In early 2015 the Extractive Industries Transparency Initiative (EITI) will begin its early validation process in Azerbaijan, where government opposition toward civil society organizations (CSOs), including the unjust arrest of a prominent transparency advocate, has stalled EITI-related activities since 2013. EITI board members announced this decision at their October meeting in Myanmar.
The early validation in Azerbaijan is the first in EITI's history. In addition to reviewing and evaluating the EITI Standard provisions, the validator will track special conditions put forth to improve CSO participation in the EITI process, as referenced in EITI Standard provision 1.3. In fact, the validation is crucial for future CSO work. Despite recent amendments to legislation and limitations on NGOs, EITI remains an important tool—one of only a few in the country—to keep the government accountable to and collaborative with CSOs.
Since the October announcement, members of Azerbaijan's EITI multi-stakeholder group (MSG) and coalition have met numerous times to discuss challenges and plot a way forward. Experts first met in October to review the 2013 EITI report using NRGI's gap analysis methodology. The comprehensive review covered gaps in both the report and its methodology. The experts then made recommendations welcomed by the government and discussed at subsequent MSG meetings in Azerbaijan.
In December, the EITI NGO coalition met again in Istanbul to prepare for the pre-validation process. The event, which was organized and financed by NRGI's Eurasia office, gave coalition representatives a chance to discuss the EITI board's decision and ask direct questions to the EITI International Secretariat. “The future of EITI in Azerbaijan depends on CSOs a lot,” said Jonas Moberg, head of the secretariat.

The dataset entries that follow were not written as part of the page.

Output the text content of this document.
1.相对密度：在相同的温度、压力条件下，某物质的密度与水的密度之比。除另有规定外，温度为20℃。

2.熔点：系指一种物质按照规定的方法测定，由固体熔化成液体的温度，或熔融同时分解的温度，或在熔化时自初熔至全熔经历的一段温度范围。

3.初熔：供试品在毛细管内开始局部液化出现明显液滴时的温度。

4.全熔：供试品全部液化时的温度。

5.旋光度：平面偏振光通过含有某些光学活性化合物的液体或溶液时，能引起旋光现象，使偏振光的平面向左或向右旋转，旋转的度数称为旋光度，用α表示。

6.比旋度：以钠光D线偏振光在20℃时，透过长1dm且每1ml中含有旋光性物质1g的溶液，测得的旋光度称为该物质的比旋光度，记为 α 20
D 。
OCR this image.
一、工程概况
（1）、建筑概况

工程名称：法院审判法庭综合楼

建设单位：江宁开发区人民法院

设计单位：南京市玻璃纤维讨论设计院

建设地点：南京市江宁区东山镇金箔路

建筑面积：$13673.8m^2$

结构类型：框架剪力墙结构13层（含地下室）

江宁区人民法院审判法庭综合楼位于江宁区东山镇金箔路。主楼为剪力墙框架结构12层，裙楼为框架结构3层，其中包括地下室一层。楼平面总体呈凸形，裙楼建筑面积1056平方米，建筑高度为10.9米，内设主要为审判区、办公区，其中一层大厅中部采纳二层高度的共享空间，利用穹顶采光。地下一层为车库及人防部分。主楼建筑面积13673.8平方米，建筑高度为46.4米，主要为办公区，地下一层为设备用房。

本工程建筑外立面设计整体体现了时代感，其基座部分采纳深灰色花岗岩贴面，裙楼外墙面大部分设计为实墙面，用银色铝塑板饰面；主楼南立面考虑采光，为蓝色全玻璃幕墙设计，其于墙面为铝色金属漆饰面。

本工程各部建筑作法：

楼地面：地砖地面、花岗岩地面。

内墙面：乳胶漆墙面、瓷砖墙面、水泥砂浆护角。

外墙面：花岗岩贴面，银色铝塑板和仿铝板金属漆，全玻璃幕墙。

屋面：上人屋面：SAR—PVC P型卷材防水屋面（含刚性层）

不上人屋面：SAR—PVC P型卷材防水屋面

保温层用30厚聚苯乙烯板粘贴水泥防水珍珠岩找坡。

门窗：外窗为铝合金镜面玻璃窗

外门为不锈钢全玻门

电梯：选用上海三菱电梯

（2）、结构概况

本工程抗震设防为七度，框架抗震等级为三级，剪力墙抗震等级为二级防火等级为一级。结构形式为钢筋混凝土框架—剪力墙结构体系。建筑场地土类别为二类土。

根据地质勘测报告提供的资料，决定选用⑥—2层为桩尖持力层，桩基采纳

An active discussion around the 2013 EITI report—and whether this document would inform the validation process—followed. A 2014 report does not exist because of a discrepancy in views. According to Azerbaijan's EITI work plan, the country was to produce a report by the end of 2014, but the international commitment for this action had a deadline of December 2015. Dvyeke Rogan, regional director of the EITI Secretariat, said that when evaluating this provision, the validator could mention that the country still has a year to meet the deadline and fulfill work plan provisions. Joining via Skype from New York, NRGI's Erica Westenberg then delivered a session on the role of CSOs in the validation process and explained the new CSO protocol, which ensures effective and free participation.
Most recently, an EITI MSG met last month in Azerbaijan to discuss developments in the country—including signs that the government is interested in collaborating—and prepare for validation. A working group assembled to answer several questions from the EITI International Secretariat concerning provisions of the EITI Standard that were not met by the country.
Looking ahead, the EITI MSG will meet again before the early validation to review new research and analysis based on data from EITI reports. These coalition members and experts hope to reach some compromise that will allow CSOs in the country to benefit from EITI's singular path toward accountability and transparency within the extractive sector.
Fidan Bagirova is NRGI's senior regional associate for Eurasia.